Shropshire is one of those counties where time stands still for decades. In fact if you ask people from anywhere in England where Shropshire is, it seems to be the county that nobody knows exists. You see we are sandwiched somewhere between the West Midlands and Wales.
Until recent years, the local authorities have conducted their business from fine concrete monuments hailing from the 1960s and in some places those quaint demountable wooden shacks. However, the last few years have seen a dramatic change in these places where government meets the needs of us country bumpkins.
The grey concrete and granite flagship building of Telford and Wrekin Council, the ‘Civic Offices’ as they were known locally were pulled early last year and its servers moved to other locations the side of the town centre. As a bit of an IT geek when corporations or organisations this size move premises, I am always fascinated by just how they do it (yes my favourite show on Discovery is “How do they do it?”). Literally hundreds of servers carrying the most sensitive and important data in this part of the Midlands was moved on a few miles down the road. A major data centre relocation seemed to happen with such ease and with very little disruption to the leisure centres, schools, housing trusts, libraries and other services which all rely so much on their servers and subsequent data.
There is talk of how long it will be before Shropshire County Council move from its equally old premises at Shirehall into purpose new build offices.

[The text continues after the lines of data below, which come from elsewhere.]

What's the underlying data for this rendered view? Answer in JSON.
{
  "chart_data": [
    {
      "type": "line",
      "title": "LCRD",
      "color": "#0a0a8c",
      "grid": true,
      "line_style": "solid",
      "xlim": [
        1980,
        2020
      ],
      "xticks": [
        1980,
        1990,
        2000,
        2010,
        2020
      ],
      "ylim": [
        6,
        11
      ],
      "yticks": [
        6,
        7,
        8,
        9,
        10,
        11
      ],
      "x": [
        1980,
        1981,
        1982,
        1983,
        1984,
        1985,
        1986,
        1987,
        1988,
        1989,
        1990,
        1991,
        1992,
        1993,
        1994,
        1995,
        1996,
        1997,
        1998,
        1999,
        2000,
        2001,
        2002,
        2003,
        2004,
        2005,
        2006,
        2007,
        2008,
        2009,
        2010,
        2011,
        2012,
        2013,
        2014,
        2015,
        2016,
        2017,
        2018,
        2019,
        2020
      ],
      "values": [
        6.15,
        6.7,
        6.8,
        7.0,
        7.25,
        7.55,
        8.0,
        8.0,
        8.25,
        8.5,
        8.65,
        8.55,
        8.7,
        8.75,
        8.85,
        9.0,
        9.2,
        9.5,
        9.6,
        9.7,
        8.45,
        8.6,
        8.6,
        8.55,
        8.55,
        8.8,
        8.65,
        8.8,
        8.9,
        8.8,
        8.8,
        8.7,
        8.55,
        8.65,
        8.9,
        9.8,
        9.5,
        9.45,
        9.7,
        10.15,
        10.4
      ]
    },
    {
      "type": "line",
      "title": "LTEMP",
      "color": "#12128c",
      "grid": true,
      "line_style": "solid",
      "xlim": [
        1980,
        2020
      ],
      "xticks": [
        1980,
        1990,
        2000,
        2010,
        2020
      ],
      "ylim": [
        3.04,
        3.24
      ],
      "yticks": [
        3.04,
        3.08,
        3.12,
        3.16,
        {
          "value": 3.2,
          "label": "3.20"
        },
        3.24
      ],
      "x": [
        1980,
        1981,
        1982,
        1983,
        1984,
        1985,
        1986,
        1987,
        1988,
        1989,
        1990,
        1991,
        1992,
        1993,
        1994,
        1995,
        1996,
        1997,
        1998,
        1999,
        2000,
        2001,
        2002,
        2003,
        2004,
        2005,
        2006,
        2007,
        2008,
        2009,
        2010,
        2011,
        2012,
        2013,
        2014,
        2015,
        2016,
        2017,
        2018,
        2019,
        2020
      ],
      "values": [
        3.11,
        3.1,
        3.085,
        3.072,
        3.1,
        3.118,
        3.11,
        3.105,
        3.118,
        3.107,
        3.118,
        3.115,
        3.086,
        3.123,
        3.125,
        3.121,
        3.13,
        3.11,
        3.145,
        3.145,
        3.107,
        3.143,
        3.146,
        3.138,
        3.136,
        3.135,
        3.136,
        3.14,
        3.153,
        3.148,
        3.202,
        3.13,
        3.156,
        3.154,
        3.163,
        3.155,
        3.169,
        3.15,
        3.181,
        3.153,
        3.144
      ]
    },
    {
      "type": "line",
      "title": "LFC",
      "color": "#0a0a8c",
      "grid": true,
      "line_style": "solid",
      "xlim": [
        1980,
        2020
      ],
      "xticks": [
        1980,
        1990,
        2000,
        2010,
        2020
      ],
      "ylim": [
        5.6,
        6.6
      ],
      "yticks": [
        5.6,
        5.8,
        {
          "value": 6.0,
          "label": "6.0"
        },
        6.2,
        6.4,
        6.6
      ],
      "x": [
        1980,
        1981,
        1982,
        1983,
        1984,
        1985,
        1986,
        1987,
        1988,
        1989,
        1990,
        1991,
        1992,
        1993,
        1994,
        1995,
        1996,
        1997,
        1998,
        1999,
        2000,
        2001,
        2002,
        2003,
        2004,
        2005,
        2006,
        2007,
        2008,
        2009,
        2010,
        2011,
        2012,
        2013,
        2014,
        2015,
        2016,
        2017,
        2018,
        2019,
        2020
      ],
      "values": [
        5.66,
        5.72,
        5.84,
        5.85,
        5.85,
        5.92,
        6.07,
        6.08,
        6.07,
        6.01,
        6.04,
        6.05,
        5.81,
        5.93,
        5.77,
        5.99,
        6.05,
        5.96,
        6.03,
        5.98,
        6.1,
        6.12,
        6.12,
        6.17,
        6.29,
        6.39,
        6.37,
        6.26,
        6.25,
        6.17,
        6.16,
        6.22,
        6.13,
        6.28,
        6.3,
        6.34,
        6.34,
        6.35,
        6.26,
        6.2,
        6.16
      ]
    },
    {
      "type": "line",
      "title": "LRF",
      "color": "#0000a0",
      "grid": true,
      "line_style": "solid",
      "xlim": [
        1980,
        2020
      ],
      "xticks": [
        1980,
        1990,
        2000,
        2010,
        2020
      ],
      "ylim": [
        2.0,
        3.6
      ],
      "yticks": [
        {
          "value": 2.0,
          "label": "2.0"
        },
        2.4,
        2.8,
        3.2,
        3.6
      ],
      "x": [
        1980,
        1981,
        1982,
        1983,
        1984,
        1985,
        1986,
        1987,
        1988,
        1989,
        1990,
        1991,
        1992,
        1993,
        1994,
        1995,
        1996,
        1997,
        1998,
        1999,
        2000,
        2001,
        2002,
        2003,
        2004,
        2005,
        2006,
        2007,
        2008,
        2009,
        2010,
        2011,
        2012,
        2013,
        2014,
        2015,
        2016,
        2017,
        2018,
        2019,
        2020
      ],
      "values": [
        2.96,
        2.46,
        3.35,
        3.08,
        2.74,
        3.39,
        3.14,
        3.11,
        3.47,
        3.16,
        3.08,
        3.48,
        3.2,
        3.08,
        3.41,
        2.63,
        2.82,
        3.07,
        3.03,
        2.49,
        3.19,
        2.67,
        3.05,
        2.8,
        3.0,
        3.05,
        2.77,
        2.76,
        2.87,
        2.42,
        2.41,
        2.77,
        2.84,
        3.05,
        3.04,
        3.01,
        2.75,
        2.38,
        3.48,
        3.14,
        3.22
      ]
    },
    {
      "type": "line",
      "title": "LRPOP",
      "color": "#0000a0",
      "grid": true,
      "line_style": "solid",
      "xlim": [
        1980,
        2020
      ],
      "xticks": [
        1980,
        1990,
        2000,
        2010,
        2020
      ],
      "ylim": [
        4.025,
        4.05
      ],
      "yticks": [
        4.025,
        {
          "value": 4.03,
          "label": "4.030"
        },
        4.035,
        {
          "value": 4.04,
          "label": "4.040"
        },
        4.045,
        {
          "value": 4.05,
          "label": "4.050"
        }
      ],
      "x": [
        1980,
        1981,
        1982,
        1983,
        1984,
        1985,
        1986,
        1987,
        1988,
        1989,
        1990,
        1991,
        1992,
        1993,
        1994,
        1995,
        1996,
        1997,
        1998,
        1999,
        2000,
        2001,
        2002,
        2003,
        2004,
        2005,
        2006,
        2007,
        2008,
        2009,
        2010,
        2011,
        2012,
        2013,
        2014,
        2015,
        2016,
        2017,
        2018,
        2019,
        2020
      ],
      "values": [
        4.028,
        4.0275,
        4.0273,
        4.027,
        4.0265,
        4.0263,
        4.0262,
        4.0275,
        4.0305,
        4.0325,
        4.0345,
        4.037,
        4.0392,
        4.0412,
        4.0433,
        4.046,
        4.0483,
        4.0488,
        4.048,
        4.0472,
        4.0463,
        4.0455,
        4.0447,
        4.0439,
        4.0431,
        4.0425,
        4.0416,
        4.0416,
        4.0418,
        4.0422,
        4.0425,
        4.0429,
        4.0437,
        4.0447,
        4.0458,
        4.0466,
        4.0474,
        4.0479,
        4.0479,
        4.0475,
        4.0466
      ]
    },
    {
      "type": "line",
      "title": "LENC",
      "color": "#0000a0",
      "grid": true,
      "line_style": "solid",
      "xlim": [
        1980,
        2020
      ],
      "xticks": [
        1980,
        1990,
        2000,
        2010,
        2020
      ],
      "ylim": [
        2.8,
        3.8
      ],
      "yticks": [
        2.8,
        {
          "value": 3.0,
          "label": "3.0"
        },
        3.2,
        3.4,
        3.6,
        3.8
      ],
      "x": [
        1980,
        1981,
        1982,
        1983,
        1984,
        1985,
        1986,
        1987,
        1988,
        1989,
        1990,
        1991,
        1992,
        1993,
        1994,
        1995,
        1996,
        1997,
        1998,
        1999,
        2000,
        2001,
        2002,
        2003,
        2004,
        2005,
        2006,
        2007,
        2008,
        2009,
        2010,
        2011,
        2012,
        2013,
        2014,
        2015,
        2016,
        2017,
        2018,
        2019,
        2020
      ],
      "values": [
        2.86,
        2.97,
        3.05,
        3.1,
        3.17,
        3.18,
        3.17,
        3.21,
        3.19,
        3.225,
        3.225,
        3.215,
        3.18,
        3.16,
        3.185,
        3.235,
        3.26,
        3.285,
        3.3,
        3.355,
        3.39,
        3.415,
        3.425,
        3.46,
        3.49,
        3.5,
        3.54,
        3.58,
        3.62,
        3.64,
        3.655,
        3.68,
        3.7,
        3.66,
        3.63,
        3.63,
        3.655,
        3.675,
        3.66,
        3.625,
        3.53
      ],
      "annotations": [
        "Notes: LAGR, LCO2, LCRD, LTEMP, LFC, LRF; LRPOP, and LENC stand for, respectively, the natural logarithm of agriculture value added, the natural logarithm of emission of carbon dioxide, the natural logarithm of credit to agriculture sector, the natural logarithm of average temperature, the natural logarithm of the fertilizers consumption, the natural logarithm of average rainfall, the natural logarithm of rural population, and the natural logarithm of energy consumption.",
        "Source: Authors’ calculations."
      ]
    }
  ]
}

Indeed some of its franchises and sister services have already moved to new purpose built premises. With responsibility for so much data for the entire county (and we are not exactly a small county even if hardly anyone north or far south of Birmingham has heard of us)the mammoth task of a data centre relocation does not bare thinking about!
A friend of mine works in IT for the local council and is the manager in a local authority school. One evening in the pub while we were discussing all the changes in the local area, I asked him about they carry out server moves as I know he was involved in data centre relocation, for his school when he took up the post.
“Oh it’s a huge job mate, “he sat up straight, chest puffed out and pint in hand, “hundreds of servers to move, not to mention Tape Archives, printers and safes. Wasn’t just a 9-5 either, lots of weekends and evenings. 24 hour job really! They have to complete a full and comprehensive study of the site, complete risk assessments down to what they terrain is like on route, sometimes the shortest route isn’t necessarily the best due to road surfacing that sort of thing as you are moving a lot of specialist and sensitive equipment”. ‘Blimey’, I thought and carried on with my pint, the conversation soon turning to Telford AFC’s latest match.